The problem is that the dates are part of the document being signed.
Rather than keys, Alice will typically sign a document (e.g. an X.509 to-be-signed certificate)
Mallory creates two documents, the legitimate seeming document A (a to-be-signed certificate Alice willingly signs) and document B (the content of which is controlled by Mallory to an extent depending on the details of the collision). In document A I'm sure Alice will insist on the date being roughly correct so you'd detect that. But Alice never sees document B, she isn't aware it exists, so it can specify any date, including one chosen not to set off alarms.
For the Web PKI we were triply safe because:
1. We told Alice (the public CAs) never to sign anything at all with the dangerous algorithm after a set date. So long as Mallory wasn't able to develop and use a collision before that date and Alice did as she was told‡ this would be safe in perpetuity.

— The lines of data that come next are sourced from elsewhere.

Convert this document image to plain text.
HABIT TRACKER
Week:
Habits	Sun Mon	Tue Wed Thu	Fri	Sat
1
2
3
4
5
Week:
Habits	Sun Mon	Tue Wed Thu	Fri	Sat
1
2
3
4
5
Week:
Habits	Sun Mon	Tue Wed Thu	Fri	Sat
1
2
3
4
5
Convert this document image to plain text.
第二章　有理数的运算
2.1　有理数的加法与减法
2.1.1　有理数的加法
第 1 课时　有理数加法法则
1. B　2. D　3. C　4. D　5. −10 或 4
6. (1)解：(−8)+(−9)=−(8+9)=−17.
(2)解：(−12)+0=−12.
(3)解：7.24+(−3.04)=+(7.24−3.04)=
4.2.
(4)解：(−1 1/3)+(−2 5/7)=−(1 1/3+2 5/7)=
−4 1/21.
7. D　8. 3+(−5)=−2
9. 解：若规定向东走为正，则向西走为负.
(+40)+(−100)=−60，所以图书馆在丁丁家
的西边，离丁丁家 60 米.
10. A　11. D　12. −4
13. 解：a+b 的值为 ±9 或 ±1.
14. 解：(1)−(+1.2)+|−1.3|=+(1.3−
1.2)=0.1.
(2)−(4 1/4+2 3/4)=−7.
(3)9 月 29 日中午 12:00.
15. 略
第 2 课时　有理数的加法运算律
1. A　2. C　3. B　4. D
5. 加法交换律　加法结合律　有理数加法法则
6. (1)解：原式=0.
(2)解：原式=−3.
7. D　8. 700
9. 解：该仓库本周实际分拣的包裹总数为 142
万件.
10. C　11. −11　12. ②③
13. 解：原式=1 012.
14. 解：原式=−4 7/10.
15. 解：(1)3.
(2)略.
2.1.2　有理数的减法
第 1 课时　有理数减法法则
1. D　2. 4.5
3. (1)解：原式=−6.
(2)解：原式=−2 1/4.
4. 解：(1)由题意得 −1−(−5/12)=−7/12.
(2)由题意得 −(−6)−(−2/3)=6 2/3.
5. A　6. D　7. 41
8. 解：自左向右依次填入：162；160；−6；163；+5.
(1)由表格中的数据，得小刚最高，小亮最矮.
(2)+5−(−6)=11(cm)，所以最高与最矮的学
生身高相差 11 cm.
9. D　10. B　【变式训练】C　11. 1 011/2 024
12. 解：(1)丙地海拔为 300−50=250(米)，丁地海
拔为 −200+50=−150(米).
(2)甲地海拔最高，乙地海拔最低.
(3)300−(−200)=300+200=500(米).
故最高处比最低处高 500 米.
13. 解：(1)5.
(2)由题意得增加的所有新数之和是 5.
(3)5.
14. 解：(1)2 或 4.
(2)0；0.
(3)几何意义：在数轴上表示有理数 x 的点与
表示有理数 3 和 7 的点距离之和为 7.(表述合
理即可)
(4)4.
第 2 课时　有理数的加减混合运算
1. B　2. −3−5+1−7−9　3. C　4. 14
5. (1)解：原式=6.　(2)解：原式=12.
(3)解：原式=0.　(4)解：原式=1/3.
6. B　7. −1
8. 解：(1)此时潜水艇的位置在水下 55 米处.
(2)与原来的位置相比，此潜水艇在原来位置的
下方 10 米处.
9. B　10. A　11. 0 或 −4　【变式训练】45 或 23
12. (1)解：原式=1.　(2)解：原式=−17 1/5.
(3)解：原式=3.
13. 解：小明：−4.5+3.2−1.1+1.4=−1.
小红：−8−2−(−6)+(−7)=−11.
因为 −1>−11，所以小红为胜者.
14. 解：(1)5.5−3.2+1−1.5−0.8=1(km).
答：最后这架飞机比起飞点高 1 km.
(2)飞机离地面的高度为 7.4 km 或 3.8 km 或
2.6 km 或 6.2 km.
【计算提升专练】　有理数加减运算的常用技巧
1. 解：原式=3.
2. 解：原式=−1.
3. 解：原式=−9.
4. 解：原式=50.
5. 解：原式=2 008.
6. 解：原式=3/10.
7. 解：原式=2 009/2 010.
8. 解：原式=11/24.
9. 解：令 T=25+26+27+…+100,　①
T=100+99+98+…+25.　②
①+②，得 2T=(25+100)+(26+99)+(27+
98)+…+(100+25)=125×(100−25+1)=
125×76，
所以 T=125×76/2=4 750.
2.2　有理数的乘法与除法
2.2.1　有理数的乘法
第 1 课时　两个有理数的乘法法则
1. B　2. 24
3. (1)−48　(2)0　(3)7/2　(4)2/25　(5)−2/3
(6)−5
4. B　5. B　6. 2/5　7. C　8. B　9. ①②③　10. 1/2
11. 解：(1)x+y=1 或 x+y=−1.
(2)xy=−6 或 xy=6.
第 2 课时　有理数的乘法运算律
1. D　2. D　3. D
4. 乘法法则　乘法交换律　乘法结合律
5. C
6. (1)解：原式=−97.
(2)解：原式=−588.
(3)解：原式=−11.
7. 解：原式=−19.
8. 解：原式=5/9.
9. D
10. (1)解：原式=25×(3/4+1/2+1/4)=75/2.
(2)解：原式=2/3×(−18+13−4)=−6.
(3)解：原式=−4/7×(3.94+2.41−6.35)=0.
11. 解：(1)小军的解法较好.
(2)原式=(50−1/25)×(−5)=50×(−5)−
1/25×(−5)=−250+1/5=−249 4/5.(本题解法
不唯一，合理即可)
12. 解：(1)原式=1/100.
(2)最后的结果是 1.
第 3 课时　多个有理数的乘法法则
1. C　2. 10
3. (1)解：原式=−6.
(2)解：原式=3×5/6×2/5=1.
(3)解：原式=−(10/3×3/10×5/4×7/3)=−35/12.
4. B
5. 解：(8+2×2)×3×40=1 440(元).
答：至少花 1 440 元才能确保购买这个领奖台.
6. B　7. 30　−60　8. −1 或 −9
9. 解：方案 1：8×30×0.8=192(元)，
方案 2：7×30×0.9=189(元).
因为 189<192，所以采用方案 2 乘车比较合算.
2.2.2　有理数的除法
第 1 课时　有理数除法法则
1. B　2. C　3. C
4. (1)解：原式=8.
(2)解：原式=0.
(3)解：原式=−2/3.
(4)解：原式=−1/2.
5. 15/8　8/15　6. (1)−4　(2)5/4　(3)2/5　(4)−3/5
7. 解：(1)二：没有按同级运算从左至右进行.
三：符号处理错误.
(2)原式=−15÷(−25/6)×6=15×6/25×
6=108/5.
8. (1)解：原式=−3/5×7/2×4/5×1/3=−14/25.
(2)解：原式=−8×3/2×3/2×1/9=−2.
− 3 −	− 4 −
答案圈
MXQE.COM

2. We already had a countermeasure in the documents, very early in each Web PKI X.509 certificate is the Serial Number, if you look at yours you'll notice it's a crazy huge number and seemingly not "serial" in any sense. It's random. Can't do a chosen prefix collision attack if you can't choose the prefix.
3. Since no more new documents were being signed clients in the Web PKI were able to stop recognising these signatures thus permanently ensuring the attack was impossible within about 18 months.
‡ A very small number of exceptions were explicitly granted, and a similarly small number of exceptional cases occurred for which no permission was asked. All investigated to everybody's satisfaction. As you may see if you poke around in the demo documents from this article, a collision document may not jump out as problematic from a crowd but it certainly isn't so innocuous as to survive careful scrutiny, and with such a small number of exceptions to look at this scrutiny was possible in a way it never would be for the wider Web PKI.